Скавронская послушно в который уже раз со дня их знакомства принялась за рассказ:
– Отец мой бедный… очень бедный крестьянин.
– И посейчас? – ухмыльнулся Александр Данилович.
– Был. Ныне он отец не служанки, а матери царевых детей.
– Ну и ловко резанула! – восхитился Меншиков. – Не всякой боярыне высокородной столь величия Богом отпущено.
– Было у отца моего три дочери и сын, – продолжала Марта. – Сын пастушок, а мы, девки, служанки. Две в кружале, я – у пастора Глюка. Там, в Мариенбурге, я и попала в полон к Шереметеву.
Она пристально взглянула на гостя и умолкла.
– Говори, говори, – попросил Меншиков.
Но Марта неожиданно вскочила, гневно топнула ногой:
– Почему ты любишь про позор мой вспоминать?.. Ну, была наложницей Шереметева и твоей была, а теперь – царева девка. Я, может быть, скоро и уличной блудницей стану!
Меншиков изумленно раскрыл свои всегда воровато бегающие глаза. Прямой тонкий нос его побелел.
– Неужто царь охладел к тебе?
Она прошуршала юбками по горнице, остановилась у окна.

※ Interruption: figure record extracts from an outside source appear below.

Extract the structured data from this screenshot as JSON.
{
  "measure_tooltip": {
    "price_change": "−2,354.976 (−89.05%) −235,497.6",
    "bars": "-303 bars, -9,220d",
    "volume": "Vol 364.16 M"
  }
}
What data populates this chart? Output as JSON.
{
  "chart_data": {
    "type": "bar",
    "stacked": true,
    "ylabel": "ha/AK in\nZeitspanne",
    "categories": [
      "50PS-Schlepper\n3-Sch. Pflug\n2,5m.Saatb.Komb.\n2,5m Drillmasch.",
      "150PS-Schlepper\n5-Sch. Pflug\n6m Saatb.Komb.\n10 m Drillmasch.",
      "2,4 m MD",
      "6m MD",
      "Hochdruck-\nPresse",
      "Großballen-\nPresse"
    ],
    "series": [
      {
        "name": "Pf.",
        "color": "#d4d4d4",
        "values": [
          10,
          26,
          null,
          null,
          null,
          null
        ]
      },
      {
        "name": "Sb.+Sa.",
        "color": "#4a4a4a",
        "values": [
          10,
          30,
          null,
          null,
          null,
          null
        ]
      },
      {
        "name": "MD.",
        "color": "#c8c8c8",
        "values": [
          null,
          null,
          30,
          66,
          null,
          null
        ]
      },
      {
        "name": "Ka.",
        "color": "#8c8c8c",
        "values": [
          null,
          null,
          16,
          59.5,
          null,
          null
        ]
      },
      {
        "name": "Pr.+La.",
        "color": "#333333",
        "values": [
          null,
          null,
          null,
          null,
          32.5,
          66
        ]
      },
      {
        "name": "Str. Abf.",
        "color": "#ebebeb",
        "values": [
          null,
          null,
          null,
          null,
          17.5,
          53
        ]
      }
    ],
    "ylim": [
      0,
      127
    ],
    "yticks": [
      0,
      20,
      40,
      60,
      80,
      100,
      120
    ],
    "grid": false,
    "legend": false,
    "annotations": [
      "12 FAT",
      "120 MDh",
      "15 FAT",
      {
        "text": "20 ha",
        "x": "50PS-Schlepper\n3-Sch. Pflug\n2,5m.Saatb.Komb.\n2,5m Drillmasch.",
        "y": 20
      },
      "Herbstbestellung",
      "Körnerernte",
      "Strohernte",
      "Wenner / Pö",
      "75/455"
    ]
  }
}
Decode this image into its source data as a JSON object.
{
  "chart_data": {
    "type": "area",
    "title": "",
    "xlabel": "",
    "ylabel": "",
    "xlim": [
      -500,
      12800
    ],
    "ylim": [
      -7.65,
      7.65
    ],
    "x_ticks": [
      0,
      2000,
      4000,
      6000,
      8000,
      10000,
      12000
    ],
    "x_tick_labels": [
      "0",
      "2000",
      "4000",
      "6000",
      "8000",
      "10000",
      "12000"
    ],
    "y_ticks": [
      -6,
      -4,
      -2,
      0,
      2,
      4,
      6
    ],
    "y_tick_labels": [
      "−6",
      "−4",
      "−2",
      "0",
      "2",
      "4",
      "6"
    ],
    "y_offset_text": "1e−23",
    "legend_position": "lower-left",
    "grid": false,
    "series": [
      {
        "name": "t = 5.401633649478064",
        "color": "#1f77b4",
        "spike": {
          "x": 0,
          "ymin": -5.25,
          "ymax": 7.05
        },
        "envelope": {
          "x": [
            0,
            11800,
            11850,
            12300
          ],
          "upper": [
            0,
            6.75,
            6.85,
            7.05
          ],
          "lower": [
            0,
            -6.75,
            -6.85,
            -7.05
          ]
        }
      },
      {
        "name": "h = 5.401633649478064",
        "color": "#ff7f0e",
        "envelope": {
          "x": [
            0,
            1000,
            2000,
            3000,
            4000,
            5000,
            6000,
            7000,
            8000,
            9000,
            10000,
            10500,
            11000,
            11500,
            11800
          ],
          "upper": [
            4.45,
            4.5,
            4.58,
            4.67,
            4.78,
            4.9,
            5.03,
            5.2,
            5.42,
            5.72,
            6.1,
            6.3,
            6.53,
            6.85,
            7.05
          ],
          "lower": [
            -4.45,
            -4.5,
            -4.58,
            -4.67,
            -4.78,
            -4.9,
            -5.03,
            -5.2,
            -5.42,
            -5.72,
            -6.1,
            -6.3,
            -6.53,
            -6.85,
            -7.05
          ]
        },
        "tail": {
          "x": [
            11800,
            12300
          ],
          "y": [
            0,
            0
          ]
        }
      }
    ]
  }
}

– Видно, так, ежели снова повадился он дневать и ночевать у Анны Монсихи…
– Ой ли?
– Не «ой ли», а ой!
Меншикову стало не по себе. Как же так? Не может быть, чтобы Анна Ивановна, высокомерная, презирающая его немка, снова начала забирать силу. Ведь как отлично шло все! Какой впереди открывался простор. Вся Москва – да что там Москва! – вся Россия говорила о бывшей служанке пастора Глюка как о царице. Еще год-другой, и она должна была стать венчанной женой Петра. А кто как не хитрая, властолюбивая, жадная до денег и славы Скавронская может помочь Александру Даниловичу взобраться на вершины человеческого величия?